- Born: c. 1879 United States
- Other name: Clyde Kaufman
- Occupations: Forger, train robber
- Criminal status: Paroled in 1913 Paroled in 1926
- Convictions: Grand larceny (1911) Armed robbery (1914)
- Criminal penalty: 2 years imprisonment 25 years imprisonment

= Jean LaBanta =

Jean LaBanta (born c. 1879) was an American criminal, forger and train robber. He was a notorious conman and check forger in California during the early 20th century. Between 1913 and 1914, he passed out an estimated $40,000 in rubber checks and was also responsible for a series of train robberies against the Southern Pacific Railroad. It was partly due to his robberies that the railroad company first began arming its guards.

==Biography==
Born around 1879, little is known about Jean LaBanta's early life. In April 1911, he was convicted of grand larceny in San Benito County, California, and sentenced to 2 years imprisonment at San Quentin. He received an early parole in 1913 and was soon being investigated by authorities in several California counties for writing rubber checks. Placer County was the first to issue a warrant on LaBanta, then under his alias Clyde Kaufman, for forging $65 checks. Investigators would discover that LaBanta had passed out an estimated $40,000 in fraudulent checks.

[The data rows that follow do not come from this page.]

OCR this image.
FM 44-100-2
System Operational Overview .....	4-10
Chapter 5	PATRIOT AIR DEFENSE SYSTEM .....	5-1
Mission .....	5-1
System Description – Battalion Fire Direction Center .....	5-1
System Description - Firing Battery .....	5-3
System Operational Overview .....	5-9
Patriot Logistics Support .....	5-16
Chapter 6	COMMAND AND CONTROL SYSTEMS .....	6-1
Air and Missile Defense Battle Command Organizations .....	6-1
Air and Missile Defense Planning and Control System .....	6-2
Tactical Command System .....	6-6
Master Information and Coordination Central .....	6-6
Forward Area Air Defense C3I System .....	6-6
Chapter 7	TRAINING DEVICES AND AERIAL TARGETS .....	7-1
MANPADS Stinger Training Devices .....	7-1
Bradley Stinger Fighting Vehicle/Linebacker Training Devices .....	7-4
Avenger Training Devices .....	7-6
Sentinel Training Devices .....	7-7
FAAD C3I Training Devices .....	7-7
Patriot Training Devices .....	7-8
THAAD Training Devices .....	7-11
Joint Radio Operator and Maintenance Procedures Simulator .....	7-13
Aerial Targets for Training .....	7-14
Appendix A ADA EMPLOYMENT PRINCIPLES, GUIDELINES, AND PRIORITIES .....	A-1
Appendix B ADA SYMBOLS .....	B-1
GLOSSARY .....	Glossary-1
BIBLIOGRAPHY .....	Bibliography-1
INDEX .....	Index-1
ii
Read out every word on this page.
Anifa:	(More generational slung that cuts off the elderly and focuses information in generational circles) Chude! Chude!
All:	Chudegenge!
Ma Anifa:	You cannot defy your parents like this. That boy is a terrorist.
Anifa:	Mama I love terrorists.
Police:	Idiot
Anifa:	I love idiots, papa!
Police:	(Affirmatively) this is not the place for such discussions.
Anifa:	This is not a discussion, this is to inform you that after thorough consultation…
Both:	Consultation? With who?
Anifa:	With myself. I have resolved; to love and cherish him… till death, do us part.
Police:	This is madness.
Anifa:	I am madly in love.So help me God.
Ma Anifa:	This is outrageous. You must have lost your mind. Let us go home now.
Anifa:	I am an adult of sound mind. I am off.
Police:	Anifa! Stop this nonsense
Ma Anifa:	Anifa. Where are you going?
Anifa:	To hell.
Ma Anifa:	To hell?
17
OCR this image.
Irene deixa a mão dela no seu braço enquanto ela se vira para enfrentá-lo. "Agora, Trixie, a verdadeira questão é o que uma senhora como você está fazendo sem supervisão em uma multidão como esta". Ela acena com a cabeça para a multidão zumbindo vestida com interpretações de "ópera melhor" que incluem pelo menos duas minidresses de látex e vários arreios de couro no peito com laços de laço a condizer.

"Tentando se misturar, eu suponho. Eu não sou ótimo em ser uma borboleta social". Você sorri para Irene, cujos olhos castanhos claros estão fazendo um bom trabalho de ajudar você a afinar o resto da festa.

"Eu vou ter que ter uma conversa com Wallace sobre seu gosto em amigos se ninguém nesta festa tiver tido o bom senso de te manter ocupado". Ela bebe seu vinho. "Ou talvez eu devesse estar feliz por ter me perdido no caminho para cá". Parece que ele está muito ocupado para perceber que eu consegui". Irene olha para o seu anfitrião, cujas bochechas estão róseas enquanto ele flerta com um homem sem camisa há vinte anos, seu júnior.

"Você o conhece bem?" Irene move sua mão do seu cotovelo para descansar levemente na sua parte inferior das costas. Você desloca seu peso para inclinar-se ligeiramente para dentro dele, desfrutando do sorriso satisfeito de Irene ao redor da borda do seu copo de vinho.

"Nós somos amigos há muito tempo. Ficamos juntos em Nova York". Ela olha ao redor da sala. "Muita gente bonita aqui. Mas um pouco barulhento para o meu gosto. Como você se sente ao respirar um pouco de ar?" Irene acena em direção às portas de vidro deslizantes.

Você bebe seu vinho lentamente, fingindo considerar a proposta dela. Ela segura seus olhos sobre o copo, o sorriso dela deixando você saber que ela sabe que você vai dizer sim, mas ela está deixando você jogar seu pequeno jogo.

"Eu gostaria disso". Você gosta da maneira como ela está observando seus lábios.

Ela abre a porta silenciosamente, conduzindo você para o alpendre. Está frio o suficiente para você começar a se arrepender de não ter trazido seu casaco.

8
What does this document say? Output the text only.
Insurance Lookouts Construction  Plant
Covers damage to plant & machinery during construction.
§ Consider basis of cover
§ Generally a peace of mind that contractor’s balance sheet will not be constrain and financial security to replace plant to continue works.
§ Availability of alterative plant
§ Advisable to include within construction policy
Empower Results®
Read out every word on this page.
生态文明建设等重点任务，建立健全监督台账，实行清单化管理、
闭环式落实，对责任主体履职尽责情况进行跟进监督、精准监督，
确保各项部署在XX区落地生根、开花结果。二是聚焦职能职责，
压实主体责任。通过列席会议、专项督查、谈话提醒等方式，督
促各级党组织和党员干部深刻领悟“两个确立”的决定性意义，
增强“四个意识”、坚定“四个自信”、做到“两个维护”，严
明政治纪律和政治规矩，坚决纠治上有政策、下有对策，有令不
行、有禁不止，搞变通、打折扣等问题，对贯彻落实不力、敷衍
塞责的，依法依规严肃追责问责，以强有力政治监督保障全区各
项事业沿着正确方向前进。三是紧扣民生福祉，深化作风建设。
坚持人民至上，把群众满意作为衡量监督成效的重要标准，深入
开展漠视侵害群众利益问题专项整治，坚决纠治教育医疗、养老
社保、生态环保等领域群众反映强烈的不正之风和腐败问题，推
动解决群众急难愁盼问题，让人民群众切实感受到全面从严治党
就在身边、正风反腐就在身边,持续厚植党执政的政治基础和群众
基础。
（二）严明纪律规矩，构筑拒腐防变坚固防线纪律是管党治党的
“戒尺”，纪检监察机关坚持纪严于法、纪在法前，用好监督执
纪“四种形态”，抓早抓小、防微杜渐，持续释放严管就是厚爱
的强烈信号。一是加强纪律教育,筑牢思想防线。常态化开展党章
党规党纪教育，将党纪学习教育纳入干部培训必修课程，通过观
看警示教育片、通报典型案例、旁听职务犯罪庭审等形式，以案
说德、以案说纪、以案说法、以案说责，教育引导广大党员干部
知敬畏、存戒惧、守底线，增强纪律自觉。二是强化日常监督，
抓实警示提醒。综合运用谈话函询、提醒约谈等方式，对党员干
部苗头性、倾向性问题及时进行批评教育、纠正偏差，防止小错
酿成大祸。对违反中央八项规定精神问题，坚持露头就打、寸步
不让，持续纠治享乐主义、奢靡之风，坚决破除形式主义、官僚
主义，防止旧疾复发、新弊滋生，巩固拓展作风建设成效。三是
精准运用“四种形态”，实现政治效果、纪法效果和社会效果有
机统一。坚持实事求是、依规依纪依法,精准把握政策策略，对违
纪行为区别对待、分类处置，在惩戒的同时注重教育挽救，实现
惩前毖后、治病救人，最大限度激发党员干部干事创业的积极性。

During this time, LaBanta also robbed several express trains belonging to the Southern Pacific Railroad. His first attempt occurred on October 14, 1913, when he donned a mask and boarded Southern Pacific Train No. 23 during a mail exchange at Burlingame. Reaching the express car, he put sacks on the heads of two guards at gunpoint and forced them to sit in a corner while the train continued on to San Francisco. LaBanta jumped off the train at some point, though the guards did not see him, and escaped with $100. Despite the small reward for a high-risk venture, LaBanta tried again a month later. On November 17, he snuck on board Southern Pacific Train No. 77 and again forced hoods on the clerks at gunpoint while he searched through the mail. After gathering another small score, he jumped off the train before pulling into Burlingame. As a result of the robberies, the Southern Pacific Railroad ordered that all express guards on the northern California runs would be armed.

LaBanta moved to Los Angeles following Southern Pacific's announcement. He soon found an accomplice, Jean Dolly (aka "Jim Barry"), who had been recently paroled from San Quentin after serving 18 months for forgery. On January 10, 1914, the two men jumped on Southern Pacific Train No. 9, two minutes before its scheduled departure from Los Angeles at 10:15 am. They held up the mail car, unmasked this time, and stole $600 before jumping out shortly before the train's arrival in Burbank.

The law eventually caught up to LaBanta and took him into custody at a San Francisco hotel on January 20, 1914. After a lengthy interrogation, LaBanta also confessed to the train robberies as well quietly bragging to investigators that he was the perpetrator of "much more classier crimes" than bouncing checks. Dolly was quickly arrested after being identified by mail clerks and was indicted with LaBanta by a federal grand jury on February 10. His accomplice pleaded guilty on March 6 and was sentenced to San Quintin for 5 years while LaBanta, who pleaded guilty the day after his indictment, was sentenced to 54 years. This was reduced to 25 when the judge made the sentences concurrent. LaBanta was paroled on September 24, 1926, and disappeared from public record thereafter.